Establishing a microscopic model for nonfullerene organic solar cells: Self-accumulation effect of charges

TL;DR

This paper develops a microscopic model for nonfullerene organic solar cells, revealing how charge self-accumulation due to Coulomb attraction suppresses recombination and enhances performance.

Contribution

It introduces a one-dimensional many-body model accounting for donor-acceptor structure and charge imbalance, explaining charge self-accumulation and ultrafast separation.

Findings

Charges self-accumulate in small regions due to Coulomb attraction.

Charge recombination is suppressed outside the accumulation region.
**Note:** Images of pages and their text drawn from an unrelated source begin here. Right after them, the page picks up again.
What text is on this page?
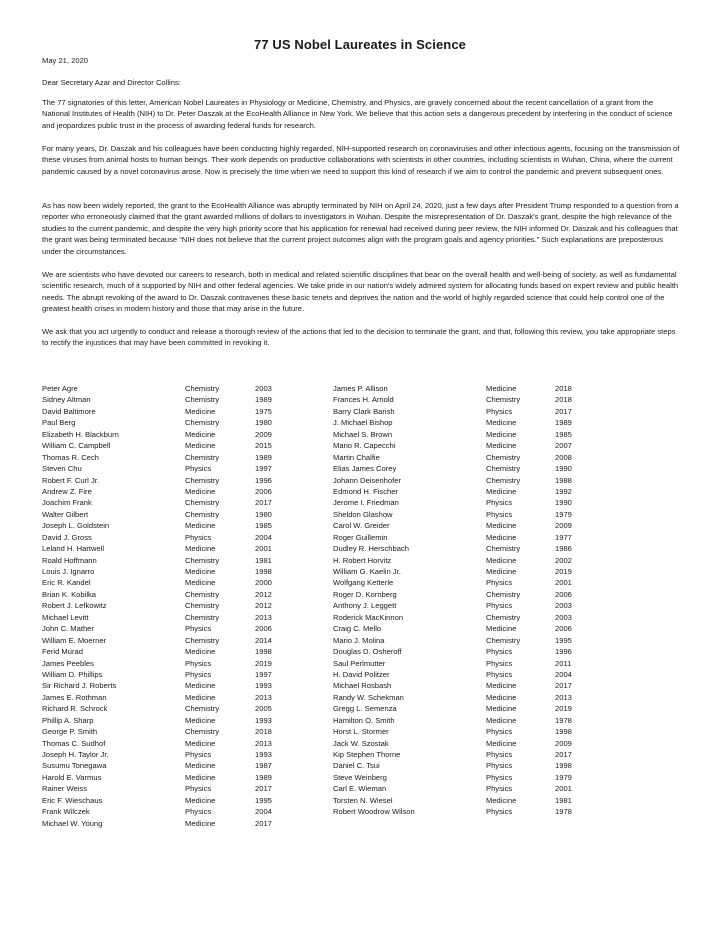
77 US Nobel Laureates in Science
May 21, 2020
Dear Secretary Azar and Director Collins:

The 77 signatories of this letter, American Nobel Laureates in Physiology or Medicine, Chemistry, and Physics, are gravely concerned about the recent cancellation of a grant from the National Institutes of Health (NIH) to Dr. Peter Daszak at the EcoHealth Alliance in New York. We believe that this action sets a dangerous precedent by interfering in the conduct of science and jeopardizes public trust in the process of awarding federal funds for research.

For many years, Dr. Daszak and his colleagues have been conducting highly regarded, NIH-supported research on coronaviruses and other infectious agents, focusing on the transmission of these viruses from animal hosts to human beings. Their work depends on productive collaborations with scientists in other countries, including scientists in Wuhan, China, where the current pandemic caused by a novel coronavirus arose. Now is precisely the time when we need to support this kind of research if we aim to control the pandemic and prevent subsequent ones.

As has now been widely reported, the grant to the EcoHealth Alliance was abruptly terminated by NIH on April 24, 2020, just a few days after President Trump responded to a question from a reporter who erroneously claimed that the grant awarded millions of dollars to investigators in Wuhan. Despite the misrepresentation of Dr. Daszak's grant, despite the high relevance of the studies to the current pandemic, and despite the very high priority score that his application for renewal had received during peer review, the NIH informed Dr. Daszak and his colleagues that the grant was being terminated because “NIH does not believe that the current project outcomes align with the program goals and agency priorities.” Such explanations are preposterous under the circumstances.

We are scientists who have devoted our careers to research, both in medical and related scientific disciplines that bear on the overall health and well-being of society, as well as fundamental scientific research, much of it supported by NIH and other federal agencies. We take pride in our nation's widely admired system for allocating funds based on expert review and public health needs. The abrupt revoking of the award to Dr. Daszak contravenes these basic tenets and deprives the nation and the world of highly regarded science that could help control one of the greatest health crises in modern history and those that may arise in the future.

We ask that you act urgently to conduct and release a thorough review of the actions that led to the decision to terminate the grant, and that, following this review, you take appropriate steps to rectify the injustices that may have been committed in revoking it.

Peter Agre	Chemistry	2003
Sidney Altman	Chemistry	1989
David Baltimore	Medicine	1975
Paul Berg	Chemistry	1980
Elizabeth H. Blackburn	Medicine	2009
William C. Campbell	Medicine	2015
Thomas R. Cech	Chemistry	1989
Steven Chu	Physics	1997
Robert F. Curl Jr.	Chemistry	1996
Andrew Z. Fire	Medicine	2006
Joachim Frank	Chemistry	2017
Walter Gilbert	Chemistry	1980
Joseph L. Goldstein	Medicine	1985
David J. Gross	Physics	2004
Leland H. Hartwell	Medicine	2001
Roald Hoffmann	Chemistry	1981
Louis J. Ignarro	Medicine	1998
Eric R. Kandel	Medicine	2000
Brian K. Kobilka	Chemistry	2012
Robert J. Lefkowitz	Chemistry	2012
Michael Levitt	Chemistry	2013
John C. Mather	Physics	2006
William E. Moerner	Chemistry	2014
Ferid Murad	Medicine	1998
James Peebles	Physics	2019
William D. Phillips	Physics	1997
Sir Richard J. Roberts	Medicine	1993
James E. Rothman	Medicine	2013
Richard R. Schrock	Chemistry	2005
Phillip A. Sharp	Medicine	1993
George P. Smith	Chemistry	2018
Thomas C. Sudhof	Medicine	2013
Joseph H. Taylor Jr.	Physics	1993
Susumu Tonegawa	Medicine	1987
Harold E. Varmus	Medicine	1989
Rainer Weiss	Physics	2017
Eric F. Wieschaus	Medicine	1995
Frank Wilczek	Physics	2004
Michael W. Young	Medicine	2017
James P. Allison	Medicine	2018
Frances H. Arnold	Chemistry	2018
Barry Clark Barish	Physics	2017
J. Michael Bishop	Medicine	1989
Michael S. Brown	Medicine	1985
Mario R. Capecchi	Medicine	2007
Martin Chalfie	Chemistry	2008
Elias James Corey	Chemistry	1990
Johann Deisenhofer	Chemistry	1988
Edmond H. Fischer	Medicine	1992
Jerome I. Friedman	Physics	1990
Sheldon Glashow	Physics	1979
Carol W. Greider	Medicine	2009
Roger Guillemin	Medicine	1977
Dudley R. Herschbach	Chemistry	1986
H. Robert Horvitz	Medicine	2002
William G. Kaelin Jr.	Medicine	2019
Wolfgang Ketterle	Physics	2001
Roger D. Kornberg	Chemistry	2006
Anthony J. Leggett	Physics	2003
Roderick MacKinnon	Chemistry	2003
Craig C. Mello	Medicine	2006
Mario J. Molina	Chemistry	1995
Douglas D. Osheroff	Physics	1996
Saul Perlmutter	Physics	2011
H. David Politzer	Physics	2004
Michael Rosbash	Medicine	2017
Randy W. Schekman	Medicine	2013
Gregg L. Semenza	Medicine	2019
Hamilton O. Smith	Medicine	1978
Horst L. Stormer	Physics	1998
Jack W. Szostak	Medicine	2009
Kip Stephen Thorne	Physics	2017
Daniel C. Tsui	Physics	1998
Steve Weinberg	Physics	1979
Carl E. Wieman	Physics	2001
Torsten N. Wiesel	Medicine	1981
Robert Woodrow Wilson	Physics	1978
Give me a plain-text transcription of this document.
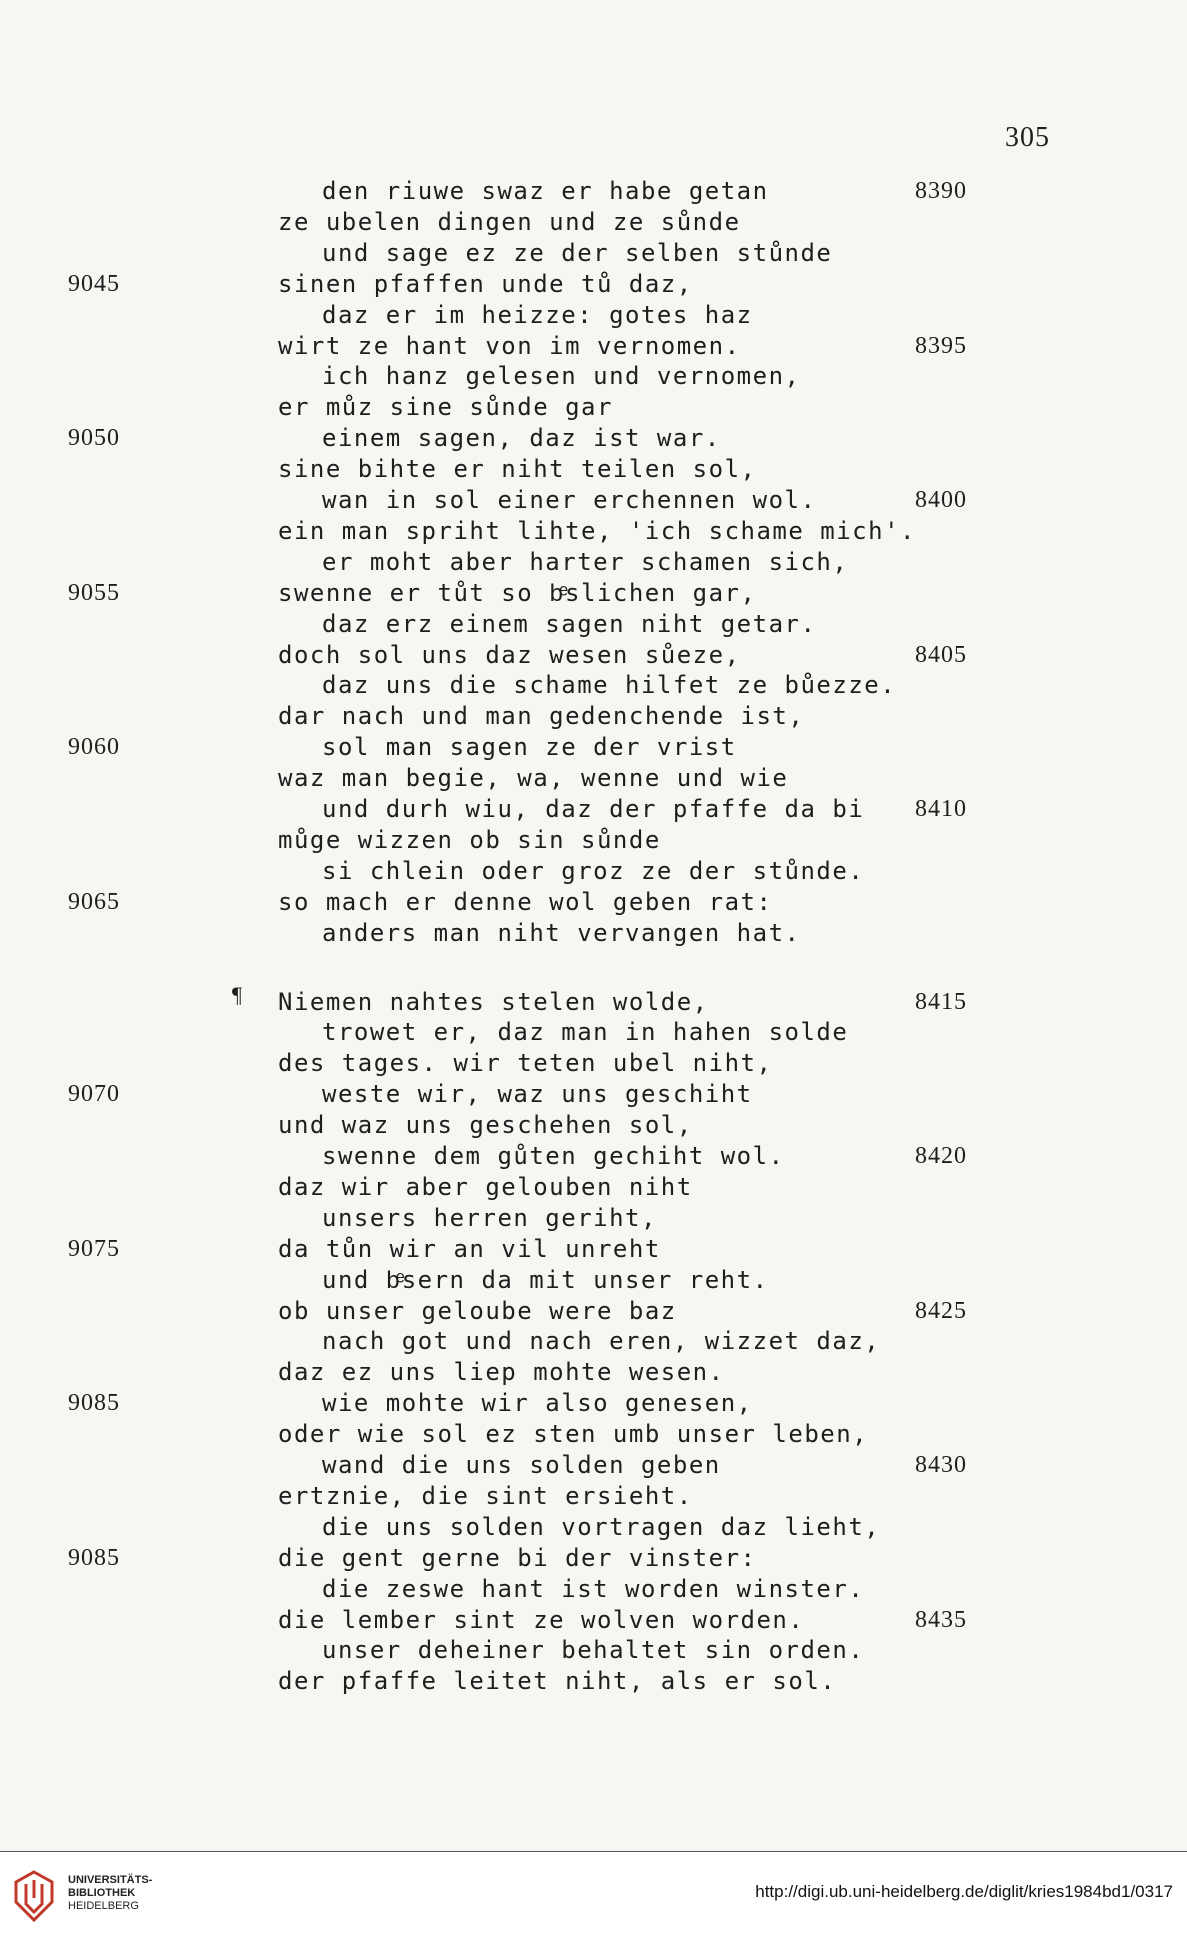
305
¶
den riuwe swaz er habe getan
ze ubelen dingen und ze sůnde
und sage ez ze der selben stůnde
sinen pfaffen unde tů daz,
daz er im heizze: gotes haz
wirt ze hant von im vernomen.
ich hanz gelesen und vernomen,
er můz sine sůnde gar
einem sagen, daz ist war.
sine bihte er niht teilen sol,
wan in sol einer erchennen wol.
ein man spriht lihte, 'ich schame mich'.
er moht aber harter schamen sich,
swenne er tůt so bͤslichen gar,
daz erz einem sagen niht getar.
doch sol uns daz wesen sůeze,
daz uns die schame hilfet ze bůezze.
dar nach und man gedenchende ist,
sol man sagen ze der vrist
waz man begie, wa, wenne und wie
und durh wiu, daz der pfaffe da bi
můge wizzen ob sin sůnde
si chlein oder groz ze der stůnde.
so mach er denne wol geben rat:
anders man niht vervangen hat.
Niemen nahtes stelen wolde,
trowet er, daz man in hahen solde
des tages. wir teten ubel niht,
weste wir, waz uns geschiht
und waz uns geschehen sol,
swenne dem gůten gechiht wol.
daz wir aber gelouben niht
unsers herren geriht,
da tůn wir an vil unreht
und bͤsern da mit unser reht.
ob unser geloube were baz
nach got und nach eren, wizzet daz,
daz ez uns liep mohte wesen.
wie mohte wir also genesen,
oder wie sol ez sten umb unser leben,
wand die uns solden geben
ertznie, die sint ersieht.
die uns solden vortragen daz lieht,
die gent gerne bi der vinster:
die zeswe hant ist worden winster.
die lember sint ze wolven worden.
unser deheiner behaltet sin orden.
der pfaffe leitet niht, als er sol.
9045
9050
9055
9060
9065
9070
9075
9085
9085
8390
8395
8400
8405
8410
8415
8420
8425
8430
8435
UNIVERSITÄTS-
BIBLIOTHEK
HEIDELBERG
http://digi.ub.uni-heidelberg.de/diglit/kries1984bd1/0317
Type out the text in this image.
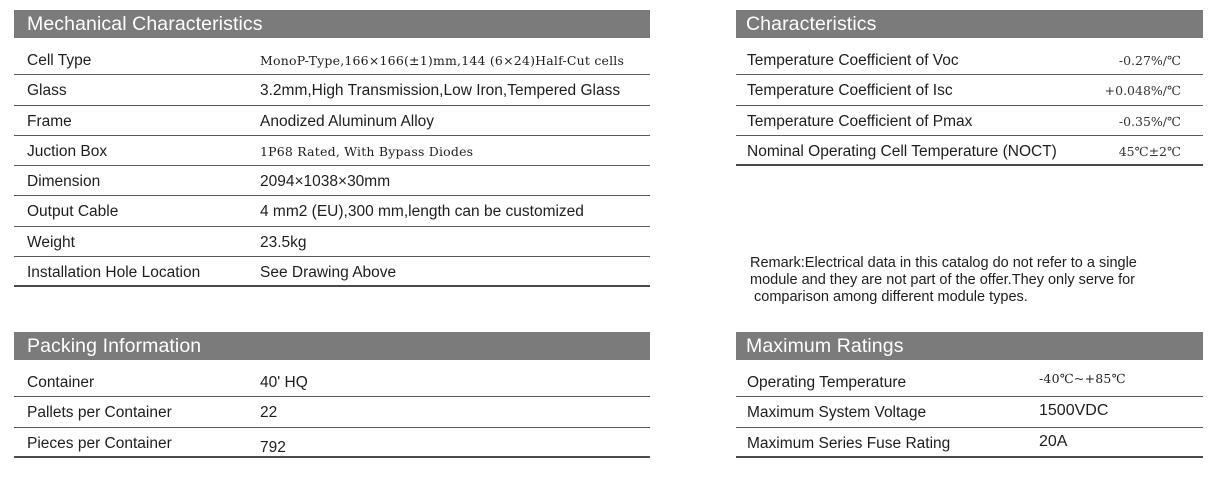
Mechanical Characteristics
Cell Type	MonoP-Type,166×166(±1)mm,144 (6×24)Half-Cut cells
Glass	3.2mm,High Transmission,Low Iron,Tempered Glass
Frame	Anodized Aluminum Alloy
Juction Box	1P68 Rated, With Bypass Diodes
Dimension	2094×1038×30mm
Output Cable	4 mm2 (EU),300 mm,length can be customized
Weight	23.5kg
Installation Hole Location	See Drawing Above
Packing Information
Container	40' HQ
Pallets per Container	22
Pieces per Container	792
Characteristics
Temperature Coefficient of Voc	-0.27%/℃
Temperature Coefficient of Isc	+0.048%/℃
Temperature Coefficient of Pmax	-0.35%/℃
Nominal Operating Cell Temperature (NOCT)	45℃±2℃
Remark:Electrical data in this catalog do not refer to a single
module and they are not part of the offer.They only serve for
comparison among different module types.
Maximum Ratings
Operating Temperature	-40℃~+85℃
Maximum System Voltage	1500VDC
Maximum Series Fuse Rating	20A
Electrons spread freely outside the self-accumulation zone, aiding charge separation.

Abstract

A one-dimensional many-body model is established to mimic the charge distribution and dynamics in nonfullerene organic solar cells. Two essential issues are taken into account in the model: The alternating donor and acceptor structure and the local imbalance of the intrinsic electrons and holes. The alternating structure is beneficial for the direct generation of charge transfer state which enhances the local imbalance of intrinsic charges. The most remarkable outcome of the model is that, due to the strong Coulomb attractive potential energy, the intrinsic charges in the cells are self-accumulated in a small spatial region. Outside the self-accumulation region, the charge density vanishes so that the recombination is regarded to be largely suppressed. The photogenerated electrons are subsequently observed to spread freely outside the self-accumulation region implying the Coulomb attraction does not matter in the ultrafast charge separation dynamics. These findings enable an appealing understanding of the high performance of emerging nonfullerene cells, and the designing rules of molecules and devices are then comprehensively discussed.